To let you experience a Flow model that works somewhat better, we also implement the Glow architecture. This is essentially an extension of RealNVP, which in turn is an improvement over NICE. The main differences to NICE are:

Convolutions instead of MLPs.
Affine coupling layers (shift and scale) instead of additive (shift only).
Normalization layers in between coupling layers.
A multi-scale architecture that factors out variables at each scale for efficiency.
Learned mixing of channels via invertible 1x1 convolutions instead of predetermined splitting of the inputs.

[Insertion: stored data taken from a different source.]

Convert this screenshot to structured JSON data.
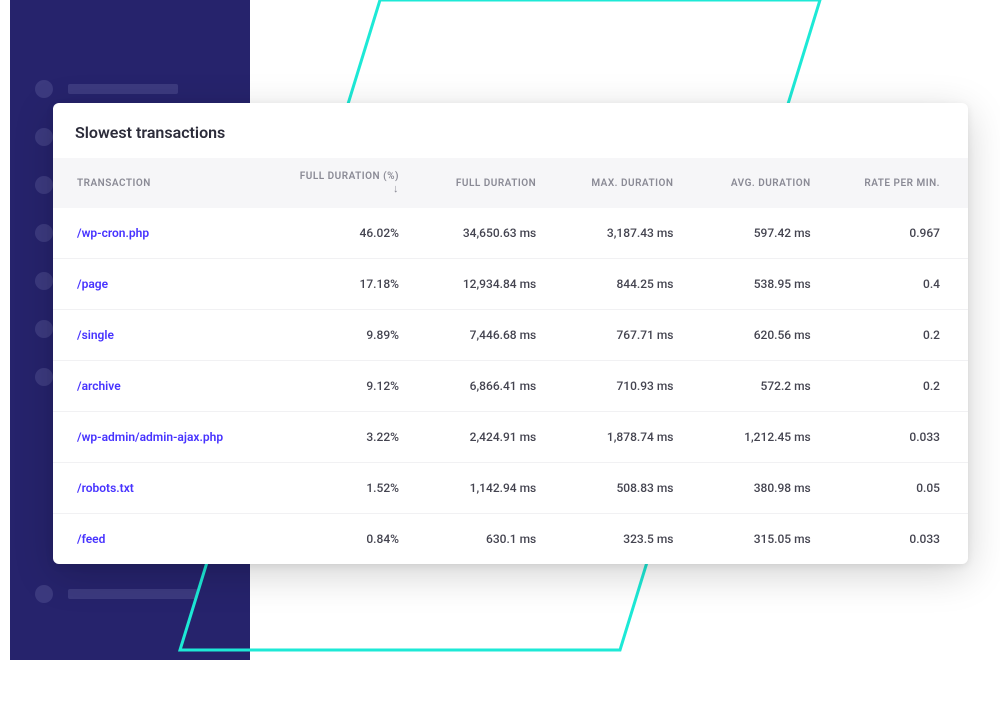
{
  "panel": {
    "title": "Slowest transactions"
  },
  "columns": {
    "transaction": "Transaction",
    "full_duration_pct": "Full Duration (%)",
    "full_duration": "Full Duration",
    "max_duration": "Max. Duration",
    "avg_duration": "Avg. Duration",
    "rate_per_min": "Rate per min."
  },
  "sort_indicator": "↓",
  "rows": [
    {
      "transaction": "/wp-cron.php",
      "full_pct": "46.02%",
      "full": "34,650.63 ms",
      "max": "3,187.43 ms",
      "avg": "597.42 ms",
      "rate": "0.967"
    },
    {
      "transaction": "/page",
      "full_pct": "17.18%",
      "full": "12,934.84 ms",
      "max": "844.25 ms",
      "avg": "538.95 ms",
      "rate": "0.4"
    },
    {
      "transaction": "/single",
      "full_pct": "9.89%",
      "full": "7,446.68 ms",
      "max": "767.71 ms",
      "avg": "620.56 ms",
      "rate": "0.2"
    },
    {
      "transaction": "/archive",
      "full_pct": "9.12%",
      "full": "6,866.41 ms",
      "max": "710.93 ms",
      "avg": "572.2 ms",
      "rate": "0.2"
    },
    {
      "transaction": "/wp-admin/admin-ajax.php",
      "full_pct": "3.22%",
      "full": "2,424.91 ms",
      "max": "1,878.74 ms",
      "avg": "1,212.45 ms",
      "rate": "0.033"
    },
    {
      "transaction": "/robots.txt",
      "full_pct": "1.52%",
      "full": "1,142.94 ms",
      "max": "508.83 ms",
      "avg": "380.98 ms",
      "rate": "0.05"
    },
    {
      "transaction": "/feed",
      "full_pct": "0.84%",
      "full": "630.1 ms",
      "max": "323.5 ms",
      "avg": "315.05 ms",
      "rate": "0.033"
    }
  ],
  "colors": {
    "panel_bg": "#26236c",
    "teal": "#1de9d6",
    "link": "#4733ff"
  }
}
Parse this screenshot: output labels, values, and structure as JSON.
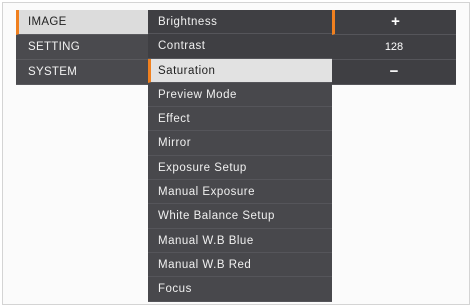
{
  "main_menu": {
    "items": [
      {
        "label": "IMAGE"
      },
      {
        "label": "SETTING"
      },
      {
        "label": "SYSTEM"
      }
    ]
  },
  "sub_menu": {
    "items": [
      {
        "label": "Brightness"
      },
      {
        "label": "Contrast"
      },
      {
        "label": "Saturation"
      },
      {
        "label": "Preview Mode"
      },
      {
        "label": "Effect"
      },
      {
        "label": "Mirror"
      },
      {
        "label": "Exposure Setup"
      },
      {
        "label": "Manual Exposure"
      },
      {
        "label": "White Balance Setup"
      },
      {
        "label": "Manual W.B Blue"
      },
      {
        "label": "Manual W.B Red"
      },
      {
        "label": "Focus"
      }
    ]
  },
  "value_panel": {
    "increase_label": "+",
    "value": "128",
    "decrease_label": "−"
  },
  "colors": {
    "accent": "#f0801f",
    "menu_bg": "#48484c",
    "selected_bg": "#dcdcdc"
  }
}
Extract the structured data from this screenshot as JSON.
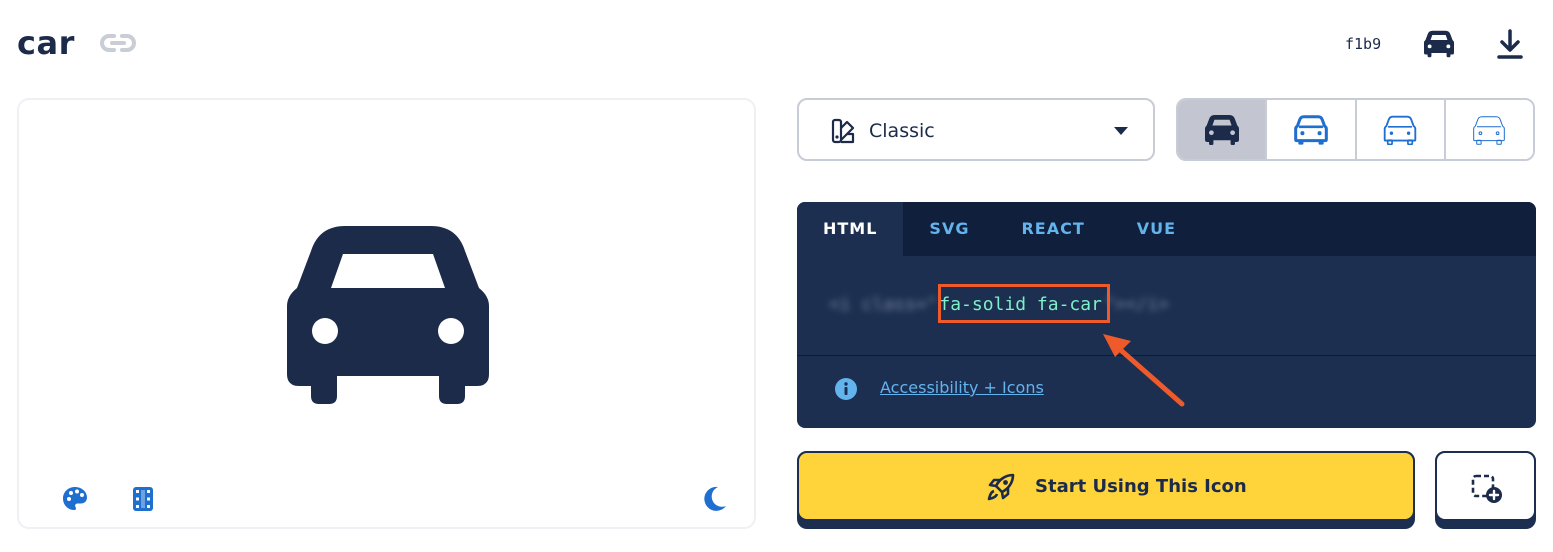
{
  "header": {
    "title": "car",
    "unicode": "f1b9"
  },
  "preview": {
    "icon": "car-icon"
  },
  "style_select": {
    "label": "Classic"
  },
  "variants": [
    "solid",
    "regular",
    "light",
    "thin"
  ],
  "code": {
    "tabs": [
      "HTML",
      "SVG",
      "REACT",
      "VUE"
    ],
    "active_tab": "HTML",
    "prefix": "<i class=\"",
    "class_name": "fa-solid fa-car",
    "suffix": "\"></i>",
    "accessibility_link": "Accessibility + Icons"
  },
  "actions": {
    "start_label": "Start Using This Icon"
  },
  "colors": {
    "navy": "#1c2b4a",
    "accent_blue": "#1f6fd1",
    "code_bg": "#1c2f50",
    "tab_bar_bg": "#0f1f3c",
    "yellow": "#ffd43b",
    "highlight": "#ef5a2a"
  }
}
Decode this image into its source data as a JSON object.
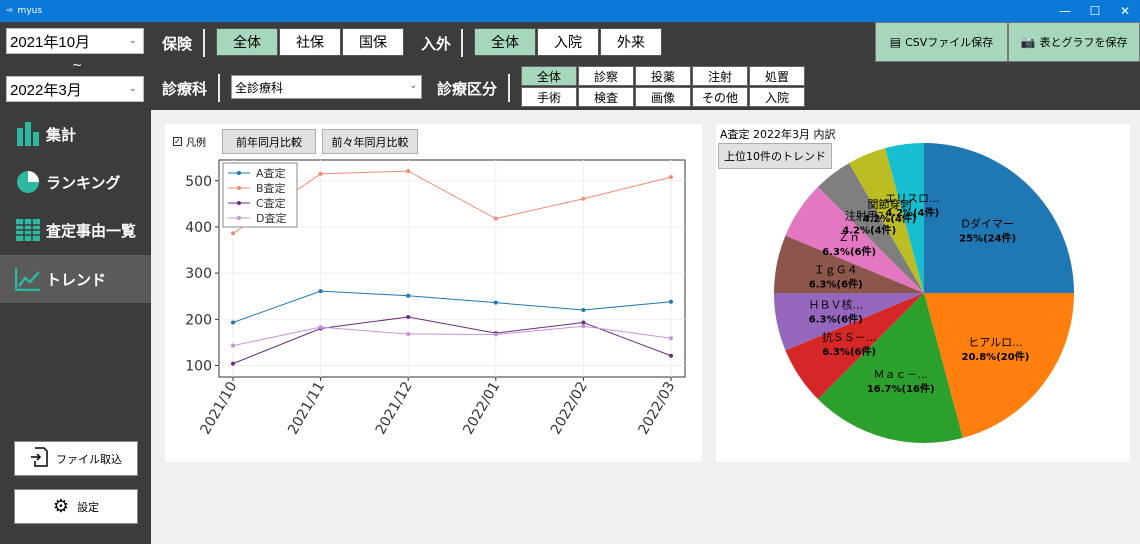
{
  "window": {
    "title": "myus",
    "minimize": "—",
    "maximize": "☐",
    "close": "✕"
  },
  "filters": {
    "start_month": "2021年10月",
    "range_sep": "~",
    "end_month": "2022年3月",
    "insurance_label": "保険",
    "insurance_options": [
      {
        "label": "全体",
        "active": true
      },
      {
        "label": "社保",
        "active": false
      },
      {
        "label": "国保",
        "active": false
      }
    ],
    "inout_label": "入外",
    "inout_options": [
      {
        "label": "全体",
        "active": true
      },
      {
        "label": "入院",
        "active": false
      },
      {
        "label": "外来",
        "active": false
      }
    ],
    "dept_label": "診療科",
    "dept_value": "全診療科",
    "category_label": "診療区分",
    "categories": [
      {
        "label": "全体",
        "active": true
      },
      {
        "label": "診察",
        "active": false
      },
      {
        "label": "投薬",
        "active": false
      },
      {
        "label": "注射",
        "active": false
      },
      {
        "label": "処置",
        "active": false
      },
      {
        "label": "手術",
        "active": false
      },
      {
        "label": "検査",
        "active": false
      },
      {
        "label": "画像",
        "active": false
      },
      {
        "label": "その他",
        "active": false
      },
      {
        "label": "入院",
        "active": false
      }
    ]
  },
  "actions": {
    "csv_save": "CSVファイル保存",
    "image_save": "表とグラフを保存"
  },
  "nav": [
    {
      "label": "集計",
      "active": false
    },
    {
      "label": "ランキング",
      "active": false
    },
    {
      "label": "査定事由一覧",
      "active": false
    },
    {
      "label": "トレンド",
      "active": true
    }
  ],
  "sidebar_buttons": {
    "import": "ファイル取込",
    "settings": "設定"
  },
  "line_panel": {
    "legend_toggle": "凡例",
    "compare_prev_year": "前年同月比較",
    "compare_two_years": "前々年同月比較"
  },
  "pie_panel": {
    "title": "A査定 2022年3月 内訳",
    "trend_button": "上位10件のトレンド"
  },
  "colors": {
    "accent": "#a6d6bc",
    "titlebar": "#0a79d8",
    "sidebar": "#3c3c3c",
    "series": [
      "#1f77b4",
      "#ff7f0e",
      "#2ca02c",
      "#d62728",
      "#9467bd",
      "#8c564b",
      "#e377c2",
      "#7f7f7f",
      "#bcbd22",
      "#17becf"
    ]
  },
  "chart_data": [
    {
      "type": "line",
      "x": [
        "2021/10",
        "2021/11",
        "2021/12",
        "2022/01",
        "2022/02",
        "2022/03"
      ],
      "series": [
        {
          "name": "A査定",
          "color": "#1f77b4",
          "values": [
            193,
            261,
            251,
            236,
            220,
            238
          ]
        },
        {
          "name": "B査定",
          "color": "#f08a72",
          "values": [
            386,
            515,
            521,
            418,
            461,
            508
          ]
        },
        {
          "name": "C査定",
          "color": "#6b2c85",
          "values": [
            104,
            180,
            205,
            170,
            193,
            121
          ]
        },
        {
          "name": "D査定",
          "color": "#c395d6",
          "values": [
            143,
            183,
            168,
            167,
            185,
            159
          ]
        }
      ],
      "yticks": [
        100,
        200,
        300,
        400,
        500
      ],
      "ylim": [
        75,
        545
      ],
      "grid": true,
      "legend": "top-left"
    },
    {
      "type": "pie",
      "slices": [
        {
          "label": "Dダイマー",
          "pct": "25%",
          "count": "24件",
          "value": 24,
          "color": "#1f77b4"
        },
        {
          "label": "ヒアルロ...",
          "pct": "20.8%",
          "count": "20件",
          "value": 20,
          "color": "#ff7f0e"
        },
        {
          "label": "Ｍａｃ－...",
          "pct": "16.7%",
          "count": "16件",
          "value": 16,
          "color": "#2ca02c"
        },
        {
          "label": "抗ＳＳ－...",
          "pct": "6.3%",
          "count": "6件",
          "value": 6,
          "color": "#d62728"
        },
        {
          "label": "ＨＢＶ核...",
          "pct": "6.3%",
          "count": "6件",
          "value": 6,
          "color": "#9467bd"
        },
        {
          "label": "ＩｇＧ４",
          "pct": "6.3%",
          "count": "6件",
          "value": 6,
          "color": "#8c564b"
        },
        {
          "label": "Ｚｎ",
          "pct": "6.3%",
          "count": "6件",
          "value": 6,
          "color": "#e377c2"
        },
        {
          "label": "注射用ﾌ...",
          "pct": "4.2%",
          "count": "4件",
          "value": 4,
          "color": "#7f7f7f"
        },
        {
          "label": "関節穿刺",
          "pct": "4.2%",
          "count": "4件",
          "value": 4,
          "color": "#bcbd22"
        },
        {
          "label": "エリスロ...",
          "pct": "4.2%",
          "count": "4件",
          "value": 4,
          "color": "#17becf"
        }
      ]
    }
  ]
}
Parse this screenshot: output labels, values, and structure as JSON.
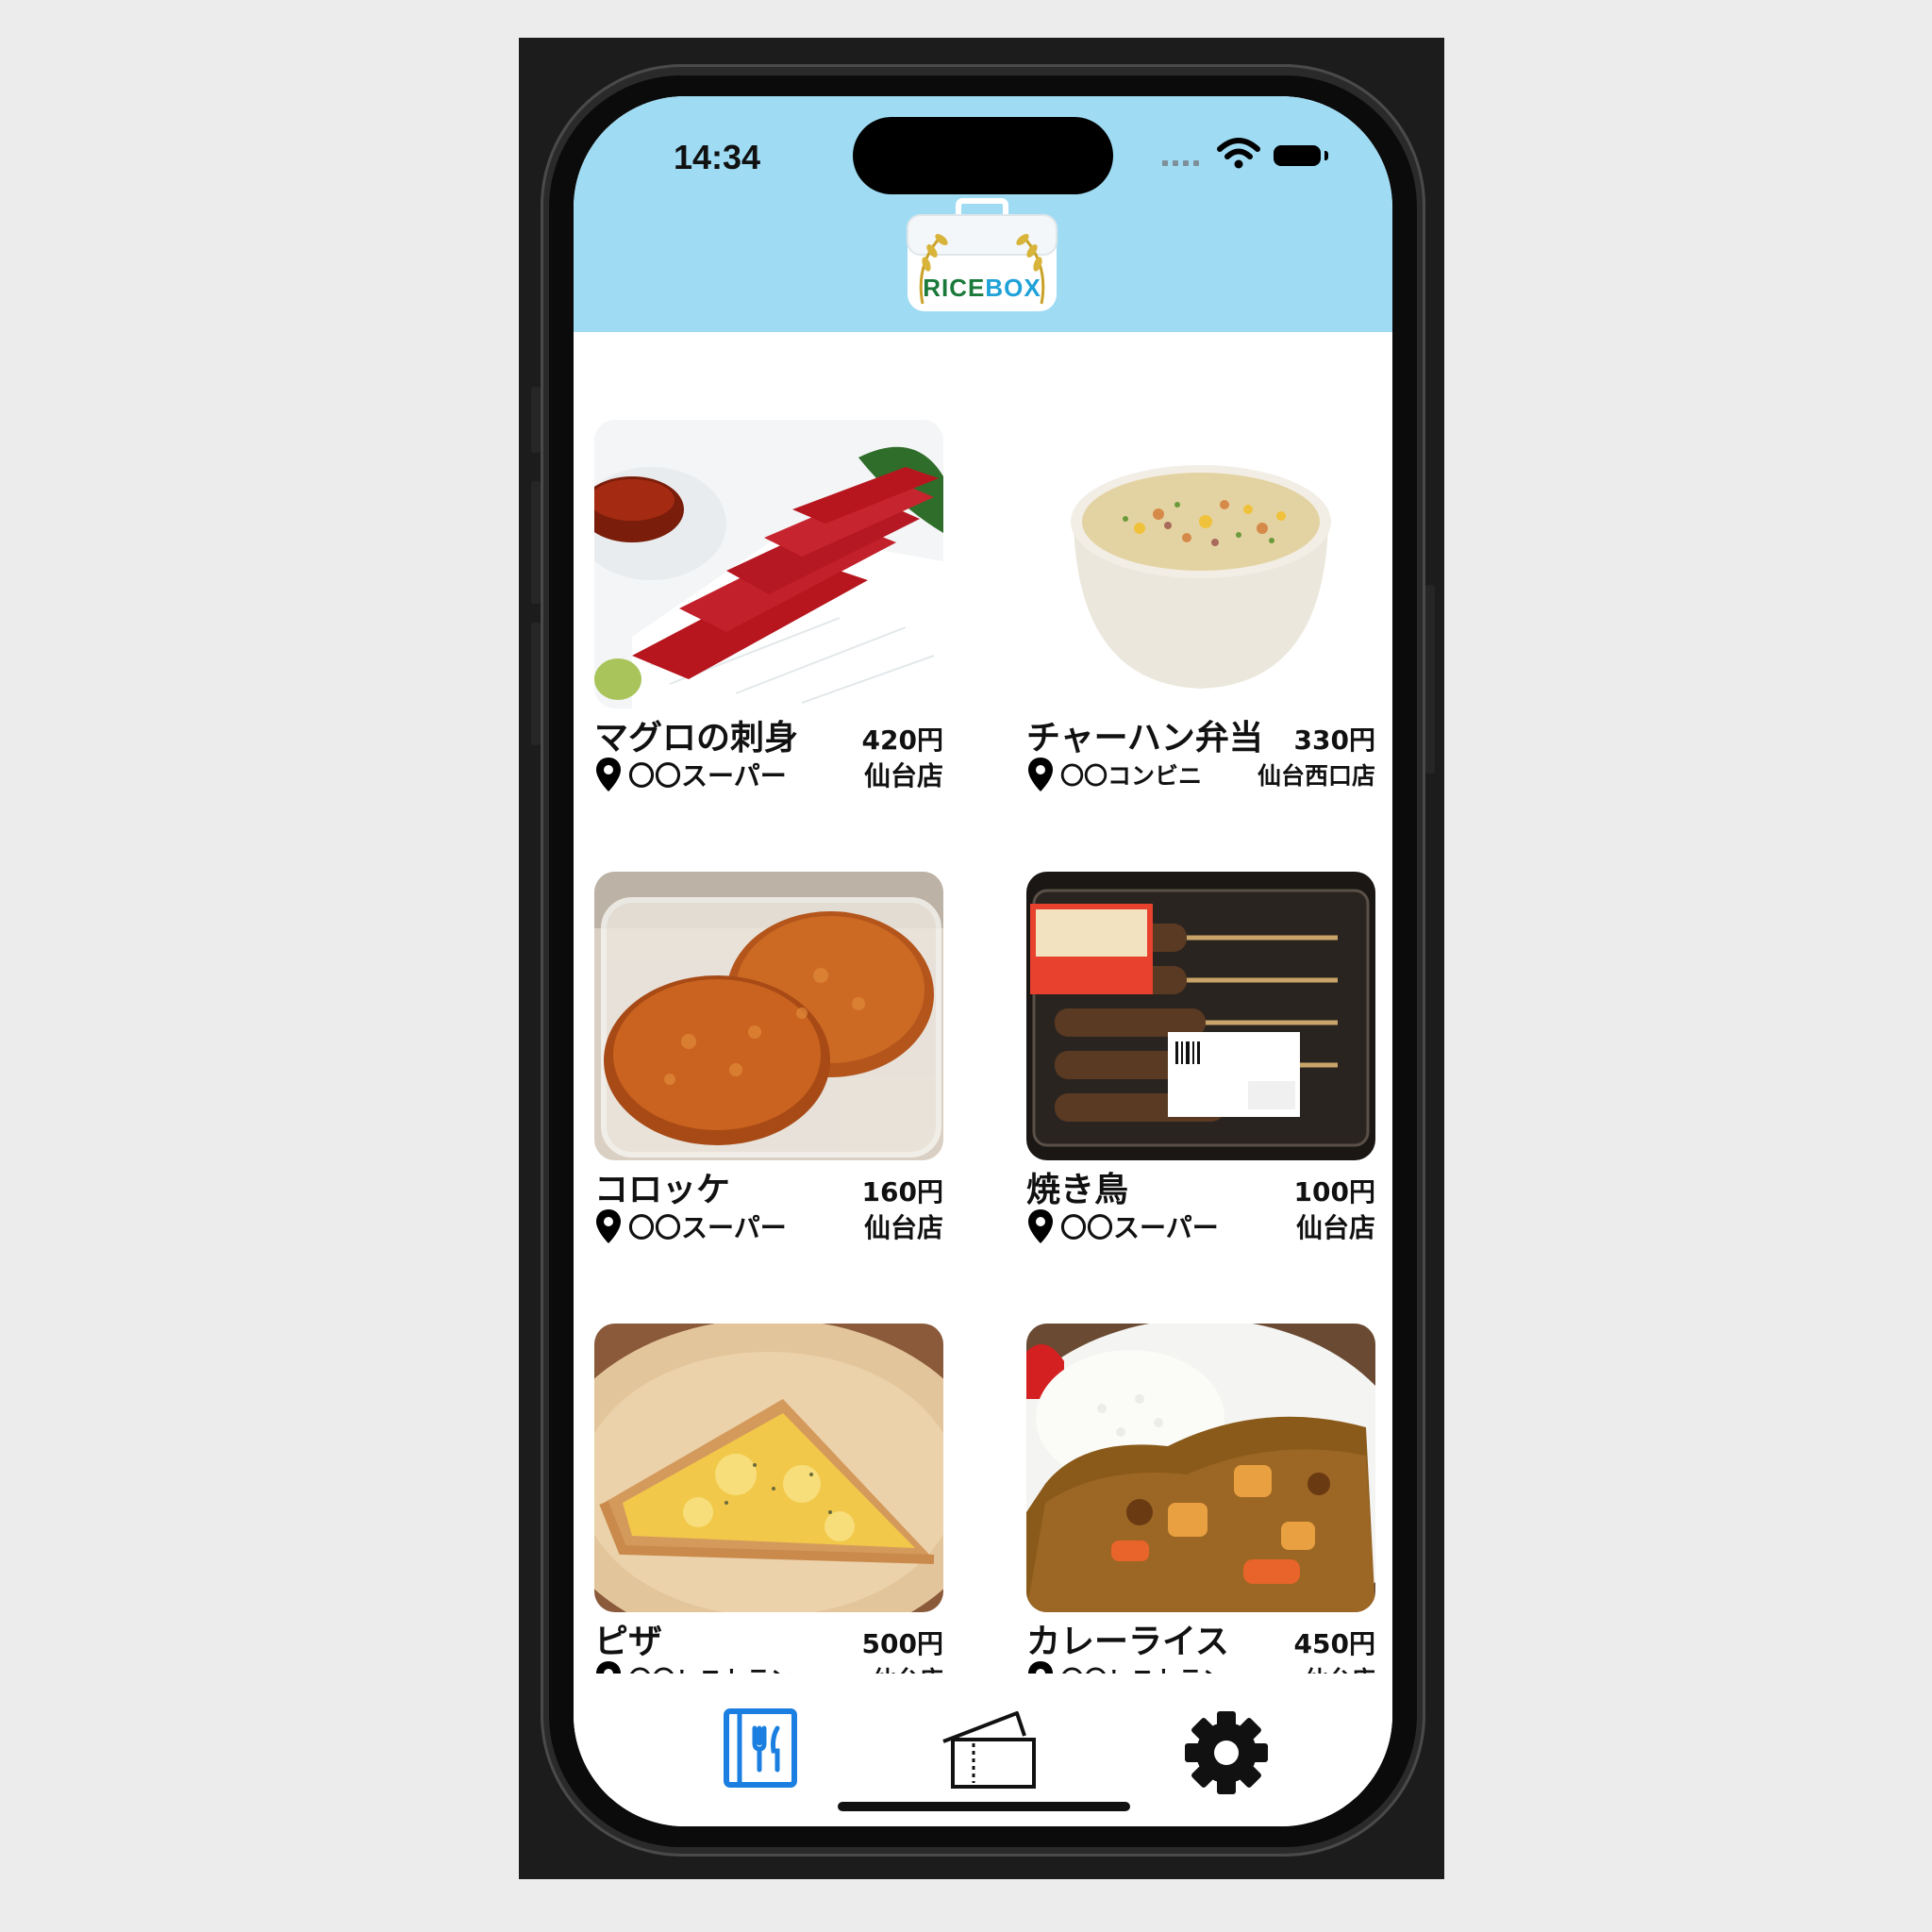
{
  "status_bar": {
    "time": "14:34"
  },
  "app": {
    "logo_text": "RICEBOX"
  },
  "colors": {
    "header_bg": "#9fdcf4",
    "accent": "#1a7fe0",
    "logo_green": "#1b7a3a",
    "logo_blue": "#1fa2d8"
  },
  "items": [
    {
      "name": "マグロの刺身",
      "price": "420円",
      "store": "〇〇スーパー",
      "branch": "仙台店"
    },
    {
      "name": "チャーハン弁当",
      "price": "330円",
      "store": "〇〇コンビニ",
      "branch": "仙台西口店"
    },
    {
      "name": "コロッケ",
      "price": "160円",
      "store": "〇〇スーパー",
      "branch": "仙台店"
    },
    {
      "name": "焼き鳥",
      "price": "100円",
      "store": "〇〇スーパー",
      "branch": "仙台店"
    },
    {
      "name": "ピザ",
      "price": "500円",
      "store": "〇〇レストラン",
      "branch": "仙台店"
    },
    {
      "name": "カレーライス",
      "price": "450円",
      "store": "〇〇レストラン",
      "branch": "仙台店"
    }
  ],
  "tabs": [
    {
      "icon": "menu-fork-knife-icon",
      "active": true
    },
    {
      "icon": "ticket-icon",
      "active": false
    },
    {
      "icon": "gear-icon",
      "active": false
    }
  ]
}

In terms of implementation, this is likely the most difficult model we will consider in this class. As such, this has been fully implemented already, allowing you to focus on experimentation. You should try to simply get a strong generative model on a dataset of your choice. Some issues to tackle include:

Flow models tend to be extremely size- and parameter-hungry for some reason.
- For example, even the NICE architecture on MNIST has around 20 million parameters.
- Glow architectures are even worse, with the paper (see tables in Appendix C) using at least 32 coupling layers per level of the multi-scale architecture, with at least 3 levels depending on image size, and 3 convolutions per coupling layer. This implies at least 300 convolutional layers in total, and they also choose them to be fairly wide (512 channels throughout). These models are absurdly large, so prepare to go pretty big.
- The Glow authors also seem to train their models for close to 2000 epochs. :)
Unfortunately, large and deep models tend to lead to instability, which seems especially problematic with the various scaling components in Flow models. You may need to rein in the training process through stabilizing changes such as smaller learning rates.
- Note that weight decay can sometimes lead to its own underfitting/stability issues, as it seems to negatively affect the flexibility of the scaling components.
- You could try changing the scale_fn to something besides the classic exp. For example, the official OpenAI code has actually swapped this out for sigmoid, directly contradicting the paper…
RealNVP actually models images in logit space rather than pixel values directly. Examples of this are included in the notebook.
Similarly, normalizing the data might help the model learn the correct scaling more easily.

You can be bold here; if many people try many different things, we might end up with a pretty decent model at the end. :) We have been able to achieve FashionMNIST FIDs below 30, although inconsistently, which would be comparable to conditional VAEs from earlier in the class. Or you can read the Glow paper and try to stick als close as possible to all their choices. Up to you!